One reader’s impression of Biblical Hermeneutics: Five Views

A few weeks ago on a week of (mostly) vacation I found time to finish reading this book, which arrived in early June. The publisher’s description is:

Publisher’s Description: In recent decades biblical hermeneutics has been an ever-expanding field of thought and research, with new viewpoints unfolding and debated. The views selected for this volume cohere with a broad center of orthodox interpretation of Scripture. But while they share a common ground and a collection of common tools, their distinctive emphases are at points profound.
In Biblical Hermeneutics: Five Views five proponents of differing hermeneutical approaches each describe their approach to interpreting Scripture, put it to work on Matthew 2:13-15, and respond to their dialogue partners. The discussion is introduced and concluded by the editors.

The five views and their essayists are:

Historical-Critical/Grammatical, Craig Blomberg
Literary/Postmodern, F. Scott Spencer
Philosophical/Theological, Merold Westphal
Redemptive-Historical, Richard B. Gaffin Jr.
Canonical, Robert W. Wall

Anyone interested in the ongoing quest to responsibly interpret Christian Scripture for the church will find this a wonderfully informative and constructive dialogue.

224 Pages
Published June 2012

As you gather from above, each author presented his view, then each has a chapter responding to the others, focusing on Matthew 2:13-15 and its use of Hosea 11:1. Given the composition of this forward list, it will come as no surprise that it was the identity of the author of the Redemptive-Historical view that prompted me to purchase and read. I have read his two chapters carefully, and the others considerably more quickly, at least for this first read. Those two chapters are worth the price of the book. May I whet your appetite with a couple of quotes?

Gaffin quotes 1 Thess. 1:9-10 and adds:

An indispensable aspect of this “waiting service” of the church is the interpretation of the New Testament, along with the Old, as the redemptive-historically focused, Christ-centered revelation sufficient for the life and needs of the church in every generation as long as this interim continues. If one grants that theology ought to be essentially exegetical, based on interpretation of Scripture, then along with due consideration of differences also involved (apostolic and postapostolic), awareness of this redemptive-historical continuity, compounded in terms of context as well as content, tends to ensure a more rigorously biblical focus and more biblical boundaries to the entire theological enterprise. (p. 98)

And:

In any event, multivalent, even contradictory trajectories will appear to be the case when the Old Testament documents are read “on their own terms” in the sense of bracketing out fulfillment in Christ and the interpretive bearing of the New Testament. For new-covenant readers submissive to both the Old and New Testaments as the Word of God, such a disjunctive reading of the Old Testament is illegitimate, as well as redemptive-historically (and canonically) anachronistic. (p. 101)

I am happy to note that a phrase I recall Dr.

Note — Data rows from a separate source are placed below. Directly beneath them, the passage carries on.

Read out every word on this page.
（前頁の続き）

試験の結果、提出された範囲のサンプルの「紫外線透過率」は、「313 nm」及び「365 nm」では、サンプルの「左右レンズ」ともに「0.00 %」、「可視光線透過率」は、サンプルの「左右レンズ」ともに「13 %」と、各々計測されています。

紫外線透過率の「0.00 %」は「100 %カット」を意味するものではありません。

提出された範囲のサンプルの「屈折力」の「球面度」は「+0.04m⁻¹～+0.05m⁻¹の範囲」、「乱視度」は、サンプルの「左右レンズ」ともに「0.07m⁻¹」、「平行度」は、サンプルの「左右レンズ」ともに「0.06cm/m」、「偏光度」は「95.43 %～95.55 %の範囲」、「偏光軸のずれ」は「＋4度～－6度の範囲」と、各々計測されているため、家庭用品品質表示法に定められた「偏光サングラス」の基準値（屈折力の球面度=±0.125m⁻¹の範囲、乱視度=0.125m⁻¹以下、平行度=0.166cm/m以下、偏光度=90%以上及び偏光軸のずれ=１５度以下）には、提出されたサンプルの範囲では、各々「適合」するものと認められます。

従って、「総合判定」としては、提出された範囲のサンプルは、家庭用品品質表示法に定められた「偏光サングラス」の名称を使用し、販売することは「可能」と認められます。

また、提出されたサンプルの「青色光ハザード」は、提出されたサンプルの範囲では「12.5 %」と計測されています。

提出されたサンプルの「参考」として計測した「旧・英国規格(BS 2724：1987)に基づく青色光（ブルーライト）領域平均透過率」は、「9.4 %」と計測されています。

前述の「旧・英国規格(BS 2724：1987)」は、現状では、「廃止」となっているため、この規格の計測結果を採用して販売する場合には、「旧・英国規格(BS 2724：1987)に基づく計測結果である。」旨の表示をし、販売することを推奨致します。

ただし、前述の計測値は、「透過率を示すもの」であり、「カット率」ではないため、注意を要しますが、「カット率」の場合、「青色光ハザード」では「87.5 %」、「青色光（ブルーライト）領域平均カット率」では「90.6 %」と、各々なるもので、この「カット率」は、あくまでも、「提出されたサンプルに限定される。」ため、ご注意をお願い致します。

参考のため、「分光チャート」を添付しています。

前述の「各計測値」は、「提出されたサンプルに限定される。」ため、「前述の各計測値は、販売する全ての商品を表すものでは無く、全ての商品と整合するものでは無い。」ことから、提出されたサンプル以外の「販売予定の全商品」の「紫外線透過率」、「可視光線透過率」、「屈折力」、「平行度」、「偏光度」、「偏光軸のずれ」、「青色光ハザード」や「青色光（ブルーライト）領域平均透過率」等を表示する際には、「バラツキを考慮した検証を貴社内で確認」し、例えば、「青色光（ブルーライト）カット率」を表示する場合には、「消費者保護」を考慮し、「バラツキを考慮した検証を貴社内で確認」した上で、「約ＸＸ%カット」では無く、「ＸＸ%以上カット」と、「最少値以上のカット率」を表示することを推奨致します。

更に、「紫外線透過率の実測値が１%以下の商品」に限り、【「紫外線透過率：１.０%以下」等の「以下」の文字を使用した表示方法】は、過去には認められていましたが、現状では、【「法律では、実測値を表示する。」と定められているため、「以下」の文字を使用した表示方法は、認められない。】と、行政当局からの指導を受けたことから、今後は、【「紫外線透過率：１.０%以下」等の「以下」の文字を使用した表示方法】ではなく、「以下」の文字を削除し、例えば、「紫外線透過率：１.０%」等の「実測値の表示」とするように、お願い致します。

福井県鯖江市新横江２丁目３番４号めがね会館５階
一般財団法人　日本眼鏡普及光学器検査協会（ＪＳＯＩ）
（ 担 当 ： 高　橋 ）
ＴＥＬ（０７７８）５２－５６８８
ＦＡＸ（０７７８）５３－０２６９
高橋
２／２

Gaffin using in the NTBT course I had from him in seminary is still being used to describe Luke 24:44-49 as “a crash course in Old Testament hermeneutics and theology from a postresurrection perspective.” (p. 99)

His response to the other authors concludes with a quote which Gaffin traces to the father of Oliver Wendell Holmes and then continues:

“I wouldn’t give a fig for the simplicity on this side of complexity, but I would give my right arm for the simplicity on the far side of complexity.” Whatever the individual limitations of those who adopt it and however it could be better articulated than I have in this volume, the redemptive-historical view is an approach that, without evading the complexities of Biblical interpretation–whether in the text or on the part of the interpreter–does so in a way that takes us through them to their far side, to the manifold and unsearchably rich (Eph. 3:8, 10) Christ-centered simplicity of all of Scripture.

The five authors interact thoughtfully, making the whole book greater than the sum of its parts. But it is the work of one that motivated me to take up and read.